I’m not really sure if I’ve gone insane about aikido lately, my mind became full of it, I can’t really focus on driving anymore, I was about to hit a curve while I was driving into a gas station without paying attention that my fuel tank way far from the “E” position. I’m not sure yet if the passion really drives a person to insanity, but if aikido was a fine lady, then I’d certainly make a move. Now that I regret every single class that I couldn’t attend back when I was in japan, I could have done much harder…..thirty classes in 29 days were really not satisfying at all, while I could have done at least a double of that in the same domain. When it comes to aikido, my hunger to know more about it through philosophy, technique, and especially manners have driven me into day dreaming, no matter how much you step into the dojo or how many years you have held the bokken swinging hard like catching a fly. It was never meant to be over, it was never meant to be enough.

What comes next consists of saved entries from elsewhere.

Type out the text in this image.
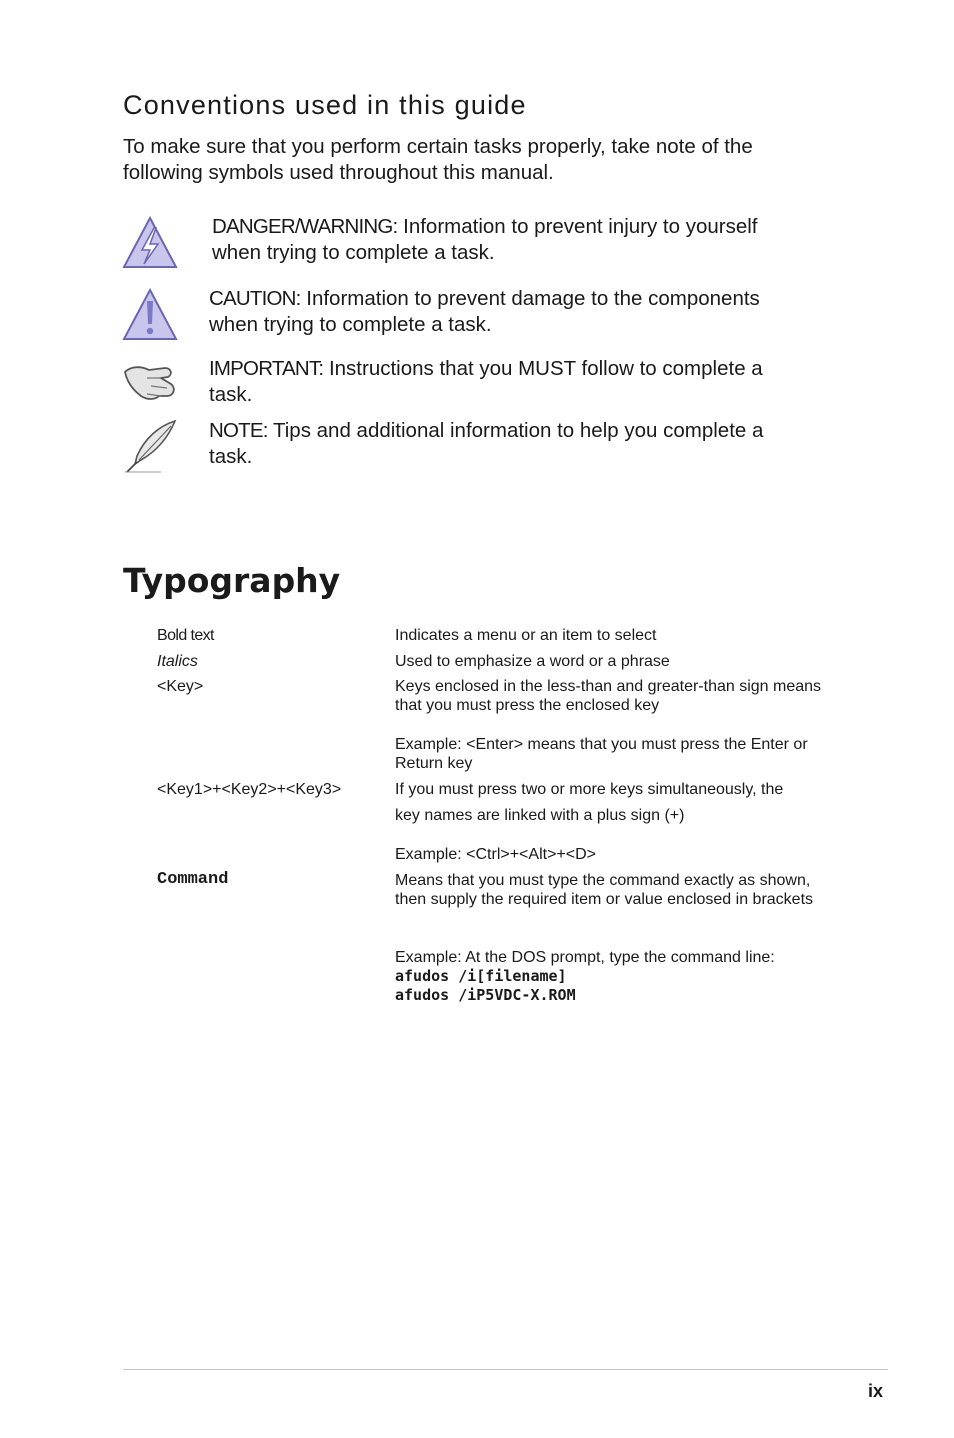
Conventions used in this guide

To make sure that you perform certain tasks properly, take note of the following symbols used throughout this manual.

DANGER/WARNING: Information to prevent injury to yourself when trying to complete a task.

CAUTION: Information to prevent damage to the components when trying to complete a task.

IMPORTANT: Instructions that you MUST follow to complete a task.

NOTE: Tips and additional information to help you complete a task.

Typography
Bold text	Indicates a menu or an item to select
Italics	Used to emphasize a word or a phrase
<Key>	Keys enclosed in the less-than and greater-than sign means that you must press the enclosed key
Example: <Enter> means that you must press the Enter or Return key
<Key1>+<Key2>+<Key3>	If you must press two or more keys simultaneously, the
key names are linked with a plus sign (+)
Example: <Ctrl>+<Alt>+<D>
Command	Means that you must type the command exactly as shown, then supply the required item or value enclosed in brackets
Example: At the DOS prompt, type the command line:
afudos /i[filename]
afudos /iP5VDC-X.ROM
ix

I believe the way the etiquette followed in the dojo opened my eyes into many mistakes that I’ve done towards my life style and religion. I was really against the act of bowing to each other in the dojo as a term of respect. I was looking for reasons of that and found out that these were Japanese traditions thanking your partner for giving his body for to practice on. I never jumped through people opinions into the Islamic judgment on such matter, because these days everyone started mixing up between traditions and religion. I went straight to a legal trusted source and turned out that this act is not forbidden, but hated (makroh), for the reason that it could lead to diversion into a different path away from Islam. However, it is not forbidden.
I tried to look at the matter from such a different view and make it to my advantage to become a better person towards respecting “Others”, “Things”, and “Places”. I was really wondering that such a dojo has such its own respect, by such following such an etiquette, then what about the mosques that represent that houses of allah. There was always a bow of respect whenever I entered the dojo, which really made me rethink the way I entered the mosque itself. The mosque should be even more respectable by praying sunnah (tahiyyah) when I go in. Adding to that, the entrance (doa’a) when entering with the right foot, Along with the proper attire of the Muslim entering such place. Aren’t mosques worthy of having such ettiquete even though they are sunnah or a matter of choice? Most of us muslims took these teachings from school, but rarely I see that happening in reality, I can’t blame them because I was one of those. However, the way I saw the Japanese deal with such “place” I started to wake myself up to the way I deal with the most holy places on earth, which unfortunately if it lacks something, then it lacks the people’s discipline, attitude, and behavior towards “places”.